Either as Dynamite Anton (or Annie), the player is equipped with a dash, dive, and hammer. The hammer is a tool of destruction for enemies and breakable environmental barriers like blocks, crates, and heart containers. It also acts as a high jump by jumping and hitting down plus attack, creating a bounce that is higher but can feel unwieldy. The dive can be used as an attack, and in some cases is the only way to open pipes that funneled me to the next section of stage. Anton has the heft you’d expect from Wario – inherently slow with a locomotion that can get out of control if ramping up to top speeds. Like rolling downhill, trying to pump the breaks is folly. The levels in the demo are shaped around Anton/Annie’s character traits, and while manic, feel designed tightly to their range of motion. Those levels are so full of destructive obstacles that make both the dash & dive critical.
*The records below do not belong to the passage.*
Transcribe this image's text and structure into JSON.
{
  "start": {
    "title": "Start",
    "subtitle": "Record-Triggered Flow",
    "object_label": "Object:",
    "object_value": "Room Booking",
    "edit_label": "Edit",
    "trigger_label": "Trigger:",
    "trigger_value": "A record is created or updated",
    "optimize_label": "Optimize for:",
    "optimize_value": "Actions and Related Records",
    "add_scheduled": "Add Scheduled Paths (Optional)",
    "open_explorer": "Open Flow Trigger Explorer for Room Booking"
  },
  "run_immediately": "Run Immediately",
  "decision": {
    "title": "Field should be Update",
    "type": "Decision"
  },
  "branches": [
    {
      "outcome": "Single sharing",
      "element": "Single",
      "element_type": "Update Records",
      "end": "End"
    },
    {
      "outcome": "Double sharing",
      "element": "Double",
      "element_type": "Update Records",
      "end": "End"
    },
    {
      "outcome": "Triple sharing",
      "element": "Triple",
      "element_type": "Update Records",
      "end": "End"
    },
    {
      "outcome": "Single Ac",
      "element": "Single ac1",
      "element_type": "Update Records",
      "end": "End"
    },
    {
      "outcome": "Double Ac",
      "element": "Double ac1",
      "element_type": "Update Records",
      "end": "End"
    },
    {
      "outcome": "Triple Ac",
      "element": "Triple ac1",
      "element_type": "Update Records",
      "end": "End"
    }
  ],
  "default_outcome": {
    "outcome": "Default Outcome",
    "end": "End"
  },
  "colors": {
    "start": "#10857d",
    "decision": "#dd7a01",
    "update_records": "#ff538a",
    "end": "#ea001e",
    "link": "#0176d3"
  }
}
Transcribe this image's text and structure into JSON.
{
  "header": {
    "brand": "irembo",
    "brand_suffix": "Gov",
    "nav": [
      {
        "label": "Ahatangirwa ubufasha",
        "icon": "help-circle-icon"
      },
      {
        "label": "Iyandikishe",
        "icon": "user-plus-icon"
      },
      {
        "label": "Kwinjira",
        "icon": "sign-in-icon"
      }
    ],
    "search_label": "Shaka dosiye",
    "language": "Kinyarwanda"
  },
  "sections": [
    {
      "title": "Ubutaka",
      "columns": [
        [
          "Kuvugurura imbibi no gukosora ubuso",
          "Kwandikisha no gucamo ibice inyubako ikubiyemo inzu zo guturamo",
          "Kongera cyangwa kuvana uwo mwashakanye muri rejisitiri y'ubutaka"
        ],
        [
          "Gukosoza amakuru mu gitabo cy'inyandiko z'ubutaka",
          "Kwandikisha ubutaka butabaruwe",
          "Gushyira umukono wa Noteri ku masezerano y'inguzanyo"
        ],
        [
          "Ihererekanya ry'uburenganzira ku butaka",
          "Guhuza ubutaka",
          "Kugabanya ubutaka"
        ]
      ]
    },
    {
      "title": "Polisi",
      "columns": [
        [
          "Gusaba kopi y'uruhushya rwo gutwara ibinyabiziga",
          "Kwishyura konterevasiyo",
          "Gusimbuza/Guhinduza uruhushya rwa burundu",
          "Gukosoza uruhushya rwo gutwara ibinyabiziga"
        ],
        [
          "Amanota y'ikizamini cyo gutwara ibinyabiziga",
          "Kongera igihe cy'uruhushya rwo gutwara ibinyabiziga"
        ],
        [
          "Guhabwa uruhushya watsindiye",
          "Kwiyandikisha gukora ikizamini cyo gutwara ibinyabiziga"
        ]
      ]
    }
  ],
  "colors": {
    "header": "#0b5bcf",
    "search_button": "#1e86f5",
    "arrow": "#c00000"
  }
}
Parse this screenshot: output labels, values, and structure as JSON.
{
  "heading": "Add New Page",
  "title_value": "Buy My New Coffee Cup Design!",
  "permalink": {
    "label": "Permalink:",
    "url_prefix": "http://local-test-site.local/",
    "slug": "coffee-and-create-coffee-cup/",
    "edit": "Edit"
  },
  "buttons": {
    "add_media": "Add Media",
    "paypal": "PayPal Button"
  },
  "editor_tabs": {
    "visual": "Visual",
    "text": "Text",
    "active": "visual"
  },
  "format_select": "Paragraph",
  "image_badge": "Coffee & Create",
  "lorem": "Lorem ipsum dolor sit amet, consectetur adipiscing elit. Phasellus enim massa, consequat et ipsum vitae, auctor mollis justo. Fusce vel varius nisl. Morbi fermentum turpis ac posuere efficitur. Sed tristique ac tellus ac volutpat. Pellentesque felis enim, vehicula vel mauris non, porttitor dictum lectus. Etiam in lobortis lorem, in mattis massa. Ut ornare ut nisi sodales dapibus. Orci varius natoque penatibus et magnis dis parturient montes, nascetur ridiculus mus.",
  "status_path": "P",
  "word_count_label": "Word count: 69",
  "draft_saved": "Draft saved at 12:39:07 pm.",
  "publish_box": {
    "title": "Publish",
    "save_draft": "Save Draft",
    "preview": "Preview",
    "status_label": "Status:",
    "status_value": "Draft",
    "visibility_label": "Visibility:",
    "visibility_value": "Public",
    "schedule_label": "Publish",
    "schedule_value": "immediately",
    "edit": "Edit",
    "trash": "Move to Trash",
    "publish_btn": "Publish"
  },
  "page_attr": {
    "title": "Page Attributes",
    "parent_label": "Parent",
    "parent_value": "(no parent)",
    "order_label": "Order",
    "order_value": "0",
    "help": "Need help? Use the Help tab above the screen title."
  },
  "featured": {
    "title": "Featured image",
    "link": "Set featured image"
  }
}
A door may be blocked by a pile of boxes, and large gaps between platforms make the dash essential.
The levels are a journey of bounding past obstacles, including blocks that can only be destroyed by pulling the pin on a box, four of them total with the different suits of a deck. Those open up the next sections, which eventually ends in what is lovingly described as “happy hour”. When the alarm hits, Happy Hour turns the levels into a timed race back to the level’s beginning with sometimes wild changes such as a hot air balloon crashing and creating a pit to fall into. There’s also opportunities to collect more points that look like poker chips and make a slot machine jackpot sound while grabbing them. In the demo, neither of the happy hour end chases had me running up against the buzzer, but given they’re early levels, I could see it becoming a more distinct risk/reward situation.
I mean this in the nicest way possible – the characters and levels are ugly. Everything has a layer of grunge to it, and there’s an asymmetry that adds to Antonblast’s unhinged nature. Anton’s facial expressions, body language, and brief snippets of dialogue give the impression that he could be Wario’s long lost brother who took a road trip to burning man and came back changed, worse for the wear. It’s an intentional ugliness well executed, and evokes memories of Earthworm Jim and Ahh Real Monsters.
Antonblast is primed to be one of the more fascinating 2D platformers of the year, bursting with character and a layer of filth that makes me want to get down in the mud with them. Antonblast will be available on Nintendo Switch this year.